Astronomy

Secret to A Neutron Star’s Variation Discovered Using Nuisance Light

Secret to A Neutron Star’s Variation Discovered Using Nuisance Light

We deploy telescopes in space to avoid interference from the atmosphere and other radiation sources, but it isn’t always enough. The NuSTAR X-Ray telescope has had to deal with radiation pouring in from nearby objects, making it more difficult to find a signal in the noise. Astronomers have recently published the first study based on an object analyzed in this fashion, which uses this “nuisance light” to provide NuSTAR a larger effective field of view than predicted. SMC X-1 is a system that contains a neutron star that is brilliant in the X-ray region of the spectrum and is somewhat more massive than the Sun. However, the brightness of the stars changes drastically, and scientists want to know how and why. One team uses nuisance light that sneaked into NuSTAR to give some answers in The Astrophysical Journal.

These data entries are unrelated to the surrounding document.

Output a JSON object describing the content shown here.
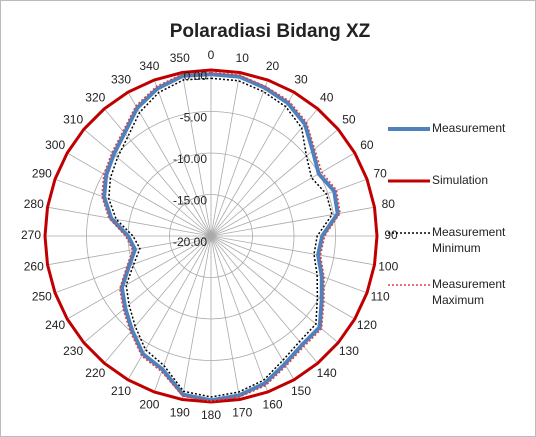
{
  "chart_data": {
    "type": "radar",
    "title": "Polaradiasi  Bidang XZ",
    "categories": [
      0,
      10,
      20,
      30,
      40,
      50,
      60,
      70,
      80,
      90,
      100,
      110,
      120,
      130,
      140,
      150,
      160,
      170,
      180,
      190,
      200,
      210,
      220,
      230,
      240,
      250,
      260,
      270,
      280,
      290,
      300,
      310,
      320,
      330,
      340,
      350
    ],
    "rlim": [
      -20,
      0
    ],
    "rticks": [
      {
        "value": 0,
        "label": "0.00"
      },
      {
        "value": -5,
        "label": "-5.00"
      },
      {
        "value": -10,
        "label": "-10.00"
      },
      {
        "value": -15,
        "label": "-15.00"
      },
      {
        "value": -20,
        "label": "-20.00"
      }
    ],
    "grid": true,
    "legend": "right",
    "series": [
      {
        "name": "Measurement",
        "color": "#4f81bd",
        "style": "solid",
        "width": 4,
        "values": [
          -0.5,
          -0.5,
          -1,
          -1.5,
          -2.4,
          -4,
          -5,
          -4.2,
          -4.5,
          -6.6,
          -6.9,
          -5.8,
          -4.6,
          -2.9,
          -2.9,
          -2.2,
          -1.1,
          -0.5,
          -0.2,
          -0.6,
          -2.9,
          -3.6,
          -5.2,
          -6.5,
          -7.6,
          -9.5,
          -10.7,
          -10,
          -7.8,
          -6.3,
          -5.4,
          -4.7,
          -3.8,
          -2.2,
          -1.1,
          -0.4
        ]
      },
      {
        "name": "Simulation",
        "color": "#c00000",
        "style": "solid",
        "width": 3,
        "values": [
          0,
          0,
          0,
          0,
          0,
          0,
          0,
          0,
          0,
          0,
          0,
          0,
          0,
          0,
          0,
          0,
          0,
          0,
          0,
          0,
          0,
          0,
          0,
          0,
          0,
          0,
          0,
          0,
          0,
          0,
          0,
          0,
          0,
          0,
          0,
          0
        ]
      },
      {
        "name": "Measurement Minimum",
        "color": "#000000",
        "style": "dotted",
        "width": 1.5,
        "values": [
          -1,
          -1,
          -1.5,
          -2,
          -3,
          -5,
          -6,
          -5.2,
          -5.2,
          -7.2,
          -7.4,
          -6.4,
          -5.2,
          -3.5,
          -3.4,
          -2.7,
          -1.5,
          -0.9,
          -0.6,
          -1,
          -3.4,
          -4.2,
          -5.8,
          -7.1,
          -8.2,
          -10.1,
          -11.3,
          -10.6,
          -8.4,
          -6.9,
          -6,
          -5.3,
          -4.4,
          -2.8,
          -1.6,
          -0.9
        ]
      },
      {
        "name": "Measurement Maximum",
        "color": "#e04040",
        "style": "dotted",
        "width": 1.5,
        "values": [
          -0.3,
          -0.3,
          -0.8,
          -1.2,
          -2.1,
          -3.7,
          -4.6,
          -3.9,
          -4.2,
          -6.3,
          -6.6,
          -5.5,
          -4.3,
          -2.6,
          -2.6,
          -1.9,
          -0.8,
          -0.3,
          -0.1,
          -0.4,
          -2.6,
          -3.3,
          -4.9,
          -6.2,
          -7.3,
          -9.2,
          -10.4,
          -9.7,
          -7.5,
          -6,
          -5.1,
          -4.4,
          -3.5,
          -1.9,
          -0.8,
          -0.2
        ]
      }
    ]
  }
}
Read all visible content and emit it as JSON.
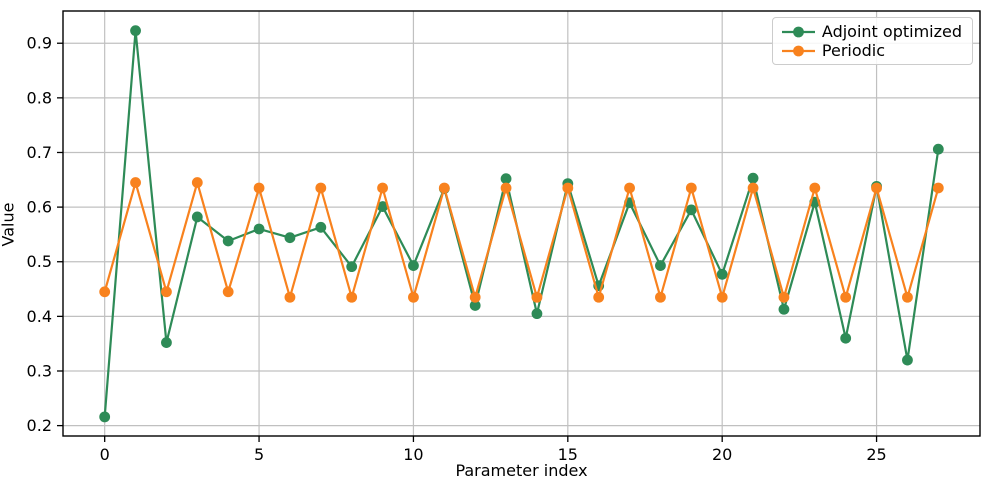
{
  "figure": {
    "background": "#ffffff"
  },
  "chart_data": {
    "type": "line",
    "title": "",
    "xlabel": "Parameter index",
    "ylabel": "Value",
    "x": [
      0,
      1,
      2,
      3,
      4,
      5,
      6,
      7,
      8,
      9,
      10,
      11,
      12,
      13,
      14,
      15,
      16,
      17,
      18,
      19,
      20,
      21,
      22,
      23,
      24,
      25,
      26,
      27
    ],
    "series": [
      {
        "name": "Adjoint optimized",
        "color": "#2e8b57",
        "marker": "circle",
        "values": [
          0.216,
          0.923,
          0.352,
          0.582,
          0.538,
          0.56,
          0.544,
          0.563,
          0.491,
          0.601,
          0.493,
          0.634,
          0.42,
          0.652,
          0.405,
          0.643,
          0.456,
          0.608,
          0.493,
          0.595,
          0.477,
          0.653,
          0.413,
          0.609,
          0.36,
          0.638,
          0.32,
          0.706
        ]
      },
      {
        "name": "Periodic",
        "color": "#f8821e",
        "marker": "circle",
        "values": [
          0.445,
          0.645,
          0.445,
          0.645,
          0.445,
          0.635,
          0.435,
          0.635,
          0.435,
          0.635,
          0.435,
          0.635,
          0.435,
          0.635,
          0.435,
          0.635,
          0.435,
          0.635,
          0.435,
          0.635,
          0.435,
          0.635,
          0.435,
          0.635,
          0.435,
          0.635,
          0.435,
          0.635
        ]
      }
    ],
    "xlim": [
      -1.35,
      28.35
    ],
    "ylim": [
      0.181,
      0.959
    ],
    "xticks": [
      0,
      5,
      10,
      15,
      20,
      25
    ],
    "xtick_labels": [
      "0",
      "5",
      "10",
      "15",
      "20",
      "25"
    ],
    "yticks": [
      0.2,
      0.3,
      0.4,
      0.5,
      0.6,
      0.7,
      0.8,
      0.9
    ],
    "ytick_labels": [
      "0.2",
      "0.3",
      "0.4",
      "0.5",
      "0.6",
      "0.7",
      "0.8",
      "0.9"
    ],
    "grid": true,
    "legend": {
      "position": "upper right",
      "entries": [
        "Adjoint optimized",
        "Periodic"
      ]
    }
  },
  "styles": {
    "grid_color": "#c0c0c0",
    "spine_color": "#000000",
    "tick_color": "#000000",
    "text_color": "#000000",
    "legend_border": "#cccccc",
    "legend_bg": "#ffffff"
  }
}
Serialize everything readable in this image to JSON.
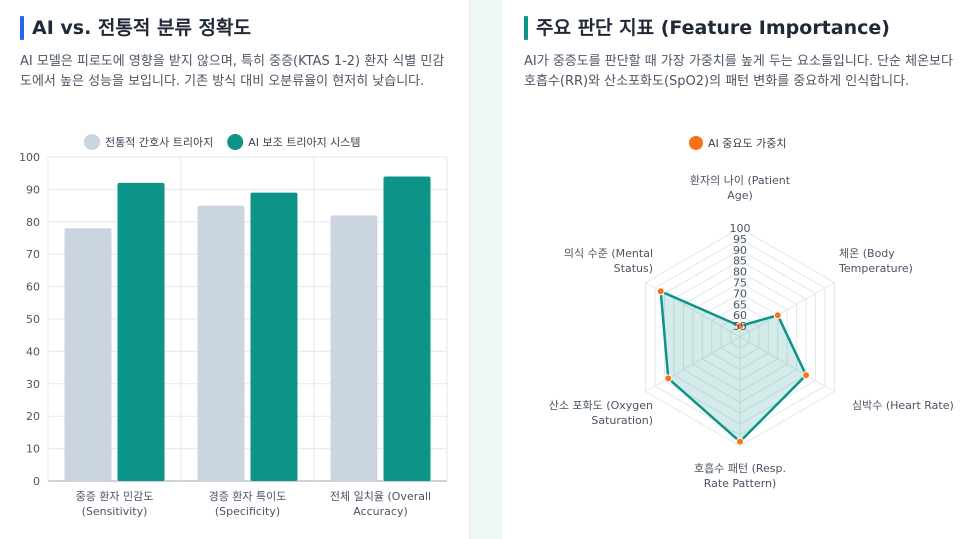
{
  "left": {
    "title": "AI vs. 전통적 분류 정확도",
    "description": "AI 모델은 피로도에 영향을 받지 않으며, 특히 중증(KTAS 1-2) 환자 식별 민감도에서 높은 성능을 보입니다. 기존 방식 대비 오분류율이 현저히 낮습니다."
  },
  "right": {
    "title": "주요 판단 지표 (Feature Importance)",
    "description": "AI가 중증도를 판단할 때 가장 가중치를 높게 두는 요소들입니다. 단순 체온보다 호흡수(RR)와 산소포화도(SpO2)의 패턴 변화를 중요하게 인식합니다."
  },
  "chart_data": [
    {
      "type": "bar",
      "categories": [
        [
          "중증 환자 민감도",
          "(Sensitivity)"
        ],
        [
          "경증 환자 특이도",
          "(Specificity)"
        ],
        [
          "전체 일치율 (Overall",
          "Accuracy)"
        ]
      ],
      "series": [
        {
          "name": "전통적 간호사 트리아지",
          "values": [
            78,
            85,
            82
          ],
          "color": "#cbd5e1"
        },
        {
          "name": "AI 보조 트리아지 시스템",
          "values": [
            92,
            89,
            94
          ],
          "color": "#0d9488"
        }
      ],
      "ylim": [
        0,
        100
      ],
      "yticks": [
        0,
        10,
        20,
        30,
        40,
        50,
        60,
        70,
        80,
        90,
        100
      ],
      "grid": true,
      "legend": "top"
    },
    {
      "type": "radar",
      "axes": [
        [
          "환자의 나이 (Patient",
          "Age)"
        ],
        [
          "체온 (Body",
          "Temperature)"
        ],
        [
          "심박수 (Heart Rate)"
        ],
        [
          "호흡수 패턴 (Resp.",
          "Rate Pattern)"
        ],
        [
          "산소 포화도 (Oxygen",
          "Saturation)"
        ],
        [
          "의식 수준 (Mental",
          "Status)"
        ]
      ],
      "series": [
        {
          "name": "AI 중요도 가중치",
          "values": [
            55,
            70,
            85,
            98,
            88,
            92
          ],
          "color": "#0d9488",
          "point_color": "#f97316"
        }
      ],
      "rlim": [
        50,
        100
      ],
      "rticks": [
        55,
        60,
        65,
        70,
        75,
        80,
        85,
        90,
        95,
        100
      ],
      "legend": "top"
    }
  ]
}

The name SMC X-1 stems from the fact that it is located in the Small Magellanic Cloud, one of the nearest galaxies to our own. It’s a binary pulsar with a lot of flaring activity, which has perplexed scientists for a long time. The volatility of SMC X-1 is explained in part by its orbit around another, 15 times more massive, star, which obscures it from our view at times, but scientists believe something more is at work. The article doesn’t entirely answer the problem, but it does reveal how much mass SMC X-1 is absorbing from its larger and less dense neighbor, which causes it to spin faster.

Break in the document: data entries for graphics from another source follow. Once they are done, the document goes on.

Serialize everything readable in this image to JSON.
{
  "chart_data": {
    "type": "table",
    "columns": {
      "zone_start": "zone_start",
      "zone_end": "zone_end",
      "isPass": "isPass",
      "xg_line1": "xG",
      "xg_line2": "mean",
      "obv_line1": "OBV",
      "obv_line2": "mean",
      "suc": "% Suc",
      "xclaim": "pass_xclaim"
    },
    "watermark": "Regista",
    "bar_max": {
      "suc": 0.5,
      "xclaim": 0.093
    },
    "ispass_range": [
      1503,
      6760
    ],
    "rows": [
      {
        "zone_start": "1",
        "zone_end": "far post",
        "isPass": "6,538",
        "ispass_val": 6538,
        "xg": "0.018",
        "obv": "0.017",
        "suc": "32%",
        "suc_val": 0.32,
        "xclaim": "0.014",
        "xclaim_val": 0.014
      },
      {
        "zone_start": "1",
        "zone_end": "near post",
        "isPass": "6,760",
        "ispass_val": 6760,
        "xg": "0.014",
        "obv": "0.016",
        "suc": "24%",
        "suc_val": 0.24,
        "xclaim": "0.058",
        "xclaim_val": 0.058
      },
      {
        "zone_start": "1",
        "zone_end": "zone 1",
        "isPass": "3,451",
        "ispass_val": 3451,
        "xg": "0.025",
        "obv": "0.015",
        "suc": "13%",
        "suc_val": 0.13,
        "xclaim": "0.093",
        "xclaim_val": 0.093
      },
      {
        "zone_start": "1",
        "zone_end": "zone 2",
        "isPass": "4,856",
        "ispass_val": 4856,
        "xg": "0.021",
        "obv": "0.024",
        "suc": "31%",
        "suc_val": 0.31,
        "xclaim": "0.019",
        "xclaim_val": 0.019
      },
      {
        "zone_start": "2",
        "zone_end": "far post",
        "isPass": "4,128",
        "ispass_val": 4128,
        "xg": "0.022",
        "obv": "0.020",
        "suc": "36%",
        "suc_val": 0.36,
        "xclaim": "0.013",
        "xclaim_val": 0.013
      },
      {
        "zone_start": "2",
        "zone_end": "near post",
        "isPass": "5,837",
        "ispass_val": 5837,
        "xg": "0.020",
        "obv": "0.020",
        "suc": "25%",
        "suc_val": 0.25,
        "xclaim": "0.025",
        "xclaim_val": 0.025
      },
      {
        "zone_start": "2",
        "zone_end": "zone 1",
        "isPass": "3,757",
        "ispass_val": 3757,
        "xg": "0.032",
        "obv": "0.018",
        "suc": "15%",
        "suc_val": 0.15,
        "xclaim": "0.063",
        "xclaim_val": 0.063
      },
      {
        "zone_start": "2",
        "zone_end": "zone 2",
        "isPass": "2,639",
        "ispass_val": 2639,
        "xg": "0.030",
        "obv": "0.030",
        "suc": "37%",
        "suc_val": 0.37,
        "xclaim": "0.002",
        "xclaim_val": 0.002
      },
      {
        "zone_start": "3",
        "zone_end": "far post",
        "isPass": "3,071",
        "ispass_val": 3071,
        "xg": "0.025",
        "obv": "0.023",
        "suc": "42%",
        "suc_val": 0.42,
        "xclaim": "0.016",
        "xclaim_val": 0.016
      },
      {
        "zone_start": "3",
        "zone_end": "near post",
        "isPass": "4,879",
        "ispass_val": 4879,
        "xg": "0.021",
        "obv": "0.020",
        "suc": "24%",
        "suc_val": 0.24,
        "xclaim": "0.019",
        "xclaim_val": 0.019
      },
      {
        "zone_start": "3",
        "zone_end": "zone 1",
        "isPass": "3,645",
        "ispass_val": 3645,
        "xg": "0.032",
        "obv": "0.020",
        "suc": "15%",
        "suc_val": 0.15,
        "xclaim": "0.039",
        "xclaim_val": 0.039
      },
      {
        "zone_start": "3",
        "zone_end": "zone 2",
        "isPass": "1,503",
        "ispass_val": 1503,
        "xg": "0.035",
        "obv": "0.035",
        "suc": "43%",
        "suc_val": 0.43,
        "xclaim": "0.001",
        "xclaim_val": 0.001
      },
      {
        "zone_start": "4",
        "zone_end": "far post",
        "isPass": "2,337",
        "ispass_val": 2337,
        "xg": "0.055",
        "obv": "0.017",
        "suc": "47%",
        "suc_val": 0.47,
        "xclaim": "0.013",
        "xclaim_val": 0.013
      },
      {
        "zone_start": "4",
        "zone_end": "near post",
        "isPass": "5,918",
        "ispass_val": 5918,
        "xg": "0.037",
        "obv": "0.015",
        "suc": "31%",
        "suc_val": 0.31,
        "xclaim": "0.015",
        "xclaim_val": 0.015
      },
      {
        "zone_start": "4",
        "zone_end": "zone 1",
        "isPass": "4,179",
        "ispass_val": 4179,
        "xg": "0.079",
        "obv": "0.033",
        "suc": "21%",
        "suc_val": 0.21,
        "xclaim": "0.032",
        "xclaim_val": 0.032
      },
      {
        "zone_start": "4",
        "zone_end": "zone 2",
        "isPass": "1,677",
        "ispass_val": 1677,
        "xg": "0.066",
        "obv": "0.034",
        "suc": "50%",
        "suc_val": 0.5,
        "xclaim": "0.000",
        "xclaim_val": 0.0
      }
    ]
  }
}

Because the environment does such a fantastic job of shielding X-Rays, they are a particularly difficult section of the electromagnetic spectrum to study. X-Ray astronomy first began when rockets delivered the first equipment to vast altitudes, and it only became a significant field after X-Ray telescopes could be placed in orbit. Because there are so few telescopes in space, time spent on them is even more limited than time spent on other significant devices, therefore we don’t get to examine SMC X-1 as often as anybody in the field would want.

However, things change if you can gather data on numerous items at the same time. Caltech’s Dr. Brian Grefenstette characterized it thus way in a statement: “Imagine yourself sitting in a calm movie theater, watching a drama while hearing the explosions from the action movie next door. In the past, stray light served as a distraction from what we were attempting to concentrate on. Now that we have the skills to transform that additional noise into meaningful data, NuSTAR can be used to investigate the cosmos in whole new ways.”

Grefenstette is the leader of the StrayCats team, which collects data on 80 X-Ray sources that are bright enough and close enough in the sky to for NuSTAR to pick up large levels of nuisance radiation from them. Even though we don’t have the kind of focussed pictures obtained by staring directly at an X-ray source, this signals a significant increase in the time period over which we can watch their brightness for some of them. Because there are so many other X-ray sources in the Magellanic Clouds, NuSTAR spends a lot of time studying at objects near to it, SMC X-1 being a particularly notable example. It is dazzling enough at its peaks that much of its light spills into neighboring fields of vision. Nonetheless, many additional things are likely to become the focus of articles based on the principles initially described here.